I’m not ordinarily a fan of the theory that opposing biases can cancel each other out, but sometimes it happens by luck. If I’d seen that whole mountain at the start—if I’d realized at the start that the problem was not to build a seed capable of improving itself, but to produce a provably correct Friendly AI—then I probably would have burst into flames.

Even so, part of understanding those above-average scientists who constitute the bulk of AGI researchers is realizing that they are not driven to take on a nearly impossible problem even if it takes them 40 years. By and large, they are there because they have found the Key to AI that will let them solve the problem without such tremendous difficulty, in just five years.

Richard Hamming used to go around asking his fellow scientists two questions: “What are the important problems in your field?,” and, “Why aren’t you working on them?”

Often the important problems look Big, Scary, and Intimidating. They don’t promise 10 publications a year. They don’t promise any progress at all. You might not get any reward after working on them for a year, or five years, or ten years.

And not uncommonly, the most important problems in your field are impossible. That’s why you don’t see more philosophers working on reductionist decompositions of consciousness.

Trying to do the impossible is definitely not for everyone. Exceptional talent is only the ante to sit down at the table. The chips are the years of your life. If wagering those chips and losing seems like an unbearable possibility to you, then go do something else. Seriously. Because you can lose.

I’m not going to say anything like, “Everyone should do something impossible at least once in their lifetimes, because it teaches an important lesson.” Most of the people all of the time, and all of the people most of the time, should stick to the possible.

Never give up? Don’t be ridiculous. Doing the impossible should be reserved for very special occasions. Learning when to lose hope is an important skill in life.

But if there’s something you can imagine that’s even worse than wasting your life, if there’s something you want that’s more important than thirty chips, or if there are scarier things than a life of inconvenience, then you may have cause to attempt the impossible.

There’s a good deal to be said for persevering through difficulties; but one of the things that must be said of it is that it does keep things difficult.

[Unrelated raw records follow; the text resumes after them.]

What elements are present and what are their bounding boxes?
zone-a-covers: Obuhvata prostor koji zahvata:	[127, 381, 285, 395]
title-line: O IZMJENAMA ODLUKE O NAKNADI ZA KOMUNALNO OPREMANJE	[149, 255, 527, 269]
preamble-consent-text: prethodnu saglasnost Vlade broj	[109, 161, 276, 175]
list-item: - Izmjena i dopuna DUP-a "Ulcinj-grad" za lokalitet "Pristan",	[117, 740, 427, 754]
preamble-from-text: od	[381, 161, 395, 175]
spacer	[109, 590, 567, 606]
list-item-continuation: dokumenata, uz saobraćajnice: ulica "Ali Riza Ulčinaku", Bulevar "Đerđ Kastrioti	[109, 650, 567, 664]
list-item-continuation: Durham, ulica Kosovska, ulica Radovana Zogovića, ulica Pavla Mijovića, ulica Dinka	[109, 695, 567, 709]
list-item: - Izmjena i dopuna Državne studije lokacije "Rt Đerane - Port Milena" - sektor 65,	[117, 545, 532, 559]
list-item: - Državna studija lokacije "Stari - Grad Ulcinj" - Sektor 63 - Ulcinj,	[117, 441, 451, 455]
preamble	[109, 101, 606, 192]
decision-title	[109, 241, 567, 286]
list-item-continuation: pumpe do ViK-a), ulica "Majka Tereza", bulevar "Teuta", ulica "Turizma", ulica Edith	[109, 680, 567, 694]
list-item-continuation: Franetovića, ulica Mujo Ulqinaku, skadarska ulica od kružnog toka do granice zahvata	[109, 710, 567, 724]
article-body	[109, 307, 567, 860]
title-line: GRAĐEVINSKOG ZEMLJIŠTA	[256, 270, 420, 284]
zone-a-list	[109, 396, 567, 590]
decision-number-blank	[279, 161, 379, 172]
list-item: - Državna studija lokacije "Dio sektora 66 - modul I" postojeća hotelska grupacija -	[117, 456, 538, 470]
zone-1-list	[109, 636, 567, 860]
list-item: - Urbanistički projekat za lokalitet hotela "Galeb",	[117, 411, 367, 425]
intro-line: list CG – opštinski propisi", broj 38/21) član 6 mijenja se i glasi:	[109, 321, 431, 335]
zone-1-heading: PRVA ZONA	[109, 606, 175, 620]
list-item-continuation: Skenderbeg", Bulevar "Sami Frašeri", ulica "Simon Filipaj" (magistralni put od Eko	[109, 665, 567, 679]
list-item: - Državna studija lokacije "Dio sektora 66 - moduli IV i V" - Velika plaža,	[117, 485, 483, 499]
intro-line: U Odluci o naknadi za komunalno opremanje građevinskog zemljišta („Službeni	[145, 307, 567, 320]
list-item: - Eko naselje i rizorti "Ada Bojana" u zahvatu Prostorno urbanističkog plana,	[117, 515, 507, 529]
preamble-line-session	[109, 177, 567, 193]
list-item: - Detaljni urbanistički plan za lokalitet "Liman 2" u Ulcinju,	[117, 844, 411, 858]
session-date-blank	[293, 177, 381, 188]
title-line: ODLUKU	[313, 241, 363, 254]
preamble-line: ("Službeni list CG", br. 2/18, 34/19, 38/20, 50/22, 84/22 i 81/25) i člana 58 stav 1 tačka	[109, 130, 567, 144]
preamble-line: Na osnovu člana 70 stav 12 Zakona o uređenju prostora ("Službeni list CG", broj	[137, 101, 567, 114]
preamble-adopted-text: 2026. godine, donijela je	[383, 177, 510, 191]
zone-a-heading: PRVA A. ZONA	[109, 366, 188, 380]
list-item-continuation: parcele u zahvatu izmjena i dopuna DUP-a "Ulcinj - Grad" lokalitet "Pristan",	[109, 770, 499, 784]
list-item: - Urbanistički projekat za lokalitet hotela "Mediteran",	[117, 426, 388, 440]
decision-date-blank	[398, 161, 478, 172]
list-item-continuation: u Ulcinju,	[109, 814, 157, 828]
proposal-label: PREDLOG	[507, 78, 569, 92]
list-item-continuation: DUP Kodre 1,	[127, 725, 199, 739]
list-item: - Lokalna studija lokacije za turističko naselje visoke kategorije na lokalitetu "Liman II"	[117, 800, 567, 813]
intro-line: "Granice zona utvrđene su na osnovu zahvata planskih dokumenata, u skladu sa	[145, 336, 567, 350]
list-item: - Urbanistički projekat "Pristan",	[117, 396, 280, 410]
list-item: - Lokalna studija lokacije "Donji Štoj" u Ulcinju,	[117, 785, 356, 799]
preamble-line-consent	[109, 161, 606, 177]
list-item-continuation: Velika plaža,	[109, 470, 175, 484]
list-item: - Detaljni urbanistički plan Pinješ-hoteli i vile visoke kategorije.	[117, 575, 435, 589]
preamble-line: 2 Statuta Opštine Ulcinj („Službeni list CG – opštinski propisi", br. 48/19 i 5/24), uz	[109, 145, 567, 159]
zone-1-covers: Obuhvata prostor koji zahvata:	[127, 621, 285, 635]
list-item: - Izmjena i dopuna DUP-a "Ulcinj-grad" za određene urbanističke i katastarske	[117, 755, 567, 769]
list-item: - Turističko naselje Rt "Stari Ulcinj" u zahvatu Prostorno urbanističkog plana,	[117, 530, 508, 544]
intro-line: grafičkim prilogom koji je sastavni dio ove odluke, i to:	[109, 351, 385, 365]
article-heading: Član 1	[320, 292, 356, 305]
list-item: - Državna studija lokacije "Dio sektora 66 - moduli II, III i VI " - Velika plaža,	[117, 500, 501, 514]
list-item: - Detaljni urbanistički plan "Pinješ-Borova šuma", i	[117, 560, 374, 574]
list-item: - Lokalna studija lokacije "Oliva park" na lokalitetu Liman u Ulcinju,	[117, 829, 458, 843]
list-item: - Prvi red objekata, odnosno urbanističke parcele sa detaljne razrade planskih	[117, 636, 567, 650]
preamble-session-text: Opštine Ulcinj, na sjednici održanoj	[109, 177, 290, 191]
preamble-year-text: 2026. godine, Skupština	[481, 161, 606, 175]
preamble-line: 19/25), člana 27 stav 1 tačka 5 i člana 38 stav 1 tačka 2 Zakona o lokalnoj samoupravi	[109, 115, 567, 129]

If you can’t handle that, stay away! There are easier ways to obtain glamor and respect. I don’t want anyone to read this and needlessly plunge headlong into a life of permanent difficulty.

But to conclude: The “perseverance” that is required to work on important problems has a component beyond working 14 hours a day.

It’s strange, the pattern of what we notice and don’t notice about ourselves. This selectivity isn’t always about inflating your self-image. Sometimes it’s just about ordinary salience.

To keep working was a constant struggle for me, so it was salient: I noticed that I couldn’t work for 14 solid hours a day. It didn’t occur to me that “perseverance” might also apply at a timescale of seconds or years. Not until I saw people who instantly declared “impossible” anything they didn’t want to try, or saw how reluctant they were to take on work that looked like it might take a couple of decades instead of “five years.”

That was when I realized that “perseverance” applied at multiple time scales. On the timescale of seconds, perseverance is to “not to give up instantly at the very first sign of difficulty.” On the timescale of years, perseverance is to “keep working on an insanely difficult problem even though it’s inconvenient and you could be getting higher personal rewards elsewhere.”

To do things that are very difficult or “impossible,”

First you have to not run away. That takes seconds.

Then you have to work. That takes hours.

Then you have to stick at it. That takes years.

Of these, I had to learn to do the first reliably instead of sporadically; the second is still a constant struggle for me; and the third comes naturally.